A inclusão de novos dependentes não significa que qualquer neto, enteado ou sobrinho terá direito automático à pensão. A legislação trouxe critérios claros e restritivos para evitar abusos.
Menores sob guarda judicial
- Apenas crianças e adolescentes com guarda ou tutela judicial formalizada podem ser considerados dependentes.
- É necessário apresentar a decisão judicial que comprova a guarda.
Declaração formal do segurado
- O segurado falecido deve ter feito uma declaração oficial ao INSS reconhecendo o menor como seu dependente econômico.
- Essa declaração funciona como um vínculo legal, garantindo que o benefício seja direcionado de forma legítima.
Comprovação de dependência econômica
- O menor deve comprovar que não possui condições de se sustentar ou custear sua própria educação.
- Essa exigência reforça o caráter protetivo da pensão por morte, evitando que o benefício seja concedido a quem não se enquadra na situação de vulnerabilidade.
Como funciona a pensão por morte do INSS
A pensão por morte é um benefício pago mensalmente aos dependentes de segurados do INSS que faleceram, seja em razão de acidente, doença ou outras causas.
Valor do benefício
O cálculo varia conforme a contribuição do segurado, mas segue regras definidas:
- Cota familiar de 50% do valor da aposentadoria a que o segurado teria direito.
- Acréscimo de 10% por dependente, limitado a 100%.
Exemplo: se o falecido tinha direito a uma aposentadoria de R$ 2.000 e deixou dois dependentes, o valor inicial será de 70% desse total (50% + 20%), ou seja, R$ 1.400.
Duração do benefício
A duração depende da idade e condição do dependente:
- Menores de idade: até os 21 anos, salvo em casos de deficiência.
- Cônjuge: prazo variável de acordo com idade, tempo de contribuição do falecido e tempo de casamento/união estável.
- Pais e irmãos: enquanto comprovada a dependência econômica.
Diferença entre dependentes tradicionais e novos incluídos
Antes da mudança, o direito era automático para filhos menores de 21 anos, inválidos ou com deficiência.
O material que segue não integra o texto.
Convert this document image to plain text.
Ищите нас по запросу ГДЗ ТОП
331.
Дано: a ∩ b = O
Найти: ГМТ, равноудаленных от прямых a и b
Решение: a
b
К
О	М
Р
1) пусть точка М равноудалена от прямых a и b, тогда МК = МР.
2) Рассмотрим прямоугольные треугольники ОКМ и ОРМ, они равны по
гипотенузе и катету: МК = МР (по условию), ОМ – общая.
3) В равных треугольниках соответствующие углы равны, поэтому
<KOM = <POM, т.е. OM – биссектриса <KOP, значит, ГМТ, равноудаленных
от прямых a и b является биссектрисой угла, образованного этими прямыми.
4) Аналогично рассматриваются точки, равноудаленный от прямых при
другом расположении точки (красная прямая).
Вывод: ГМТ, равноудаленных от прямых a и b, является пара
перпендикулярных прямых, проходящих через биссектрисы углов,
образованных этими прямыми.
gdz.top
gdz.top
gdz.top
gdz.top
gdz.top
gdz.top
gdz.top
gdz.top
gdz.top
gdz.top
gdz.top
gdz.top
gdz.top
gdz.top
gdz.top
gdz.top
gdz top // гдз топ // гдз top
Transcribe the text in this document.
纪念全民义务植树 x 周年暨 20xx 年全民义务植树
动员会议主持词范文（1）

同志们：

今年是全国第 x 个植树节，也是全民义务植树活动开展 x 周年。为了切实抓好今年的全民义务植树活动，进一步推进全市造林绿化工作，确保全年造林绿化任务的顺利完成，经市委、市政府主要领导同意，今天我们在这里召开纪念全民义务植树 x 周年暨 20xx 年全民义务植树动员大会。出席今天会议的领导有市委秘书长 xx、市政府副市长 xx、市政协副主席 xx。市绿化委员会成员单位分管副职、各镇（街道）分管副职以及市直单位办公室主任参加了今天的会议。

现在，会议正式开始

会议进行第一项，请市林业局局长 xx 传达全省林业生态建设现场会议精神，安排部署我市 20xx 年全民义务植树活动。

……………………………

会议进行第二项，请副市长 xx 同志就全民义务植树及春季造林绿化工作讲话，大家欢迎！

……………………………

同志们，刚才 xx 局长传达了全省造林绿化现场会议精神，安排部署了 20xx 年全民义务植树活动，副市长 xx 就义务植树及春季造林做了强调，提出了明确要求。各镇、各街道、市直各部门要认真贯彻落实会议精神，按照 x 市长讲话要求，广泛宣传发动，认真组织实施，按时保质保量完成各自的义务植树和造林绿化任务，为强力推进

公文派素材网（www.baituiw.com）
Já no caso de netos, enteados e sobrinhos, a nova lei determina exigência adicional de comprovação, incluindo:
- Guarda judicial reconhecida.
- Dependência financeira formalizada.
- Declaração oficial do segurado falecido.
Isso garante que o benefício seja direcionado somente a quem realmente dependia do segurado.
Procedimentos para solicitar a pensão por morte
O pedido deve ser feito diretamente ao INSS, preferencialmente pelo Meu INSS (site ou aplicativo).
Documentos necessários
- Documento de identificação com foto do dependente.
- Certidão de óbito do segurado.
- Declaração de dependência registrada no INSS.
- Comprovante de guarda ou tutela judicial, quando aplicável.
- Documentos que comprovem a dependência econômica (declaração escolar, comprovantes de despesas, entre outros).
Canais de atendimento
- Site e aplicativo Meu INSS.
- Central 135 (ligação gratuita de telefone fixo).
- Agências do INSS, mediante agendamento.
Impactos sociais da mudança
A ampliação do rol de dependentes foi comemorada por entidades de defesa dos direitos das crianças e adolescentes. A medida reconhece a diversidade de arranjos familiares no Brasil, onde muitas vezes avós, tios ou padrastos assumem responsabilidades parentais.
Especialistas, no entanto, alertam para a necessidade de fiscalização rigorosa. O objetivo é evitar tentativas de fraude ou uso indevido do benefício, que poderiam gerar custos adicionais ao sistema previdenciário.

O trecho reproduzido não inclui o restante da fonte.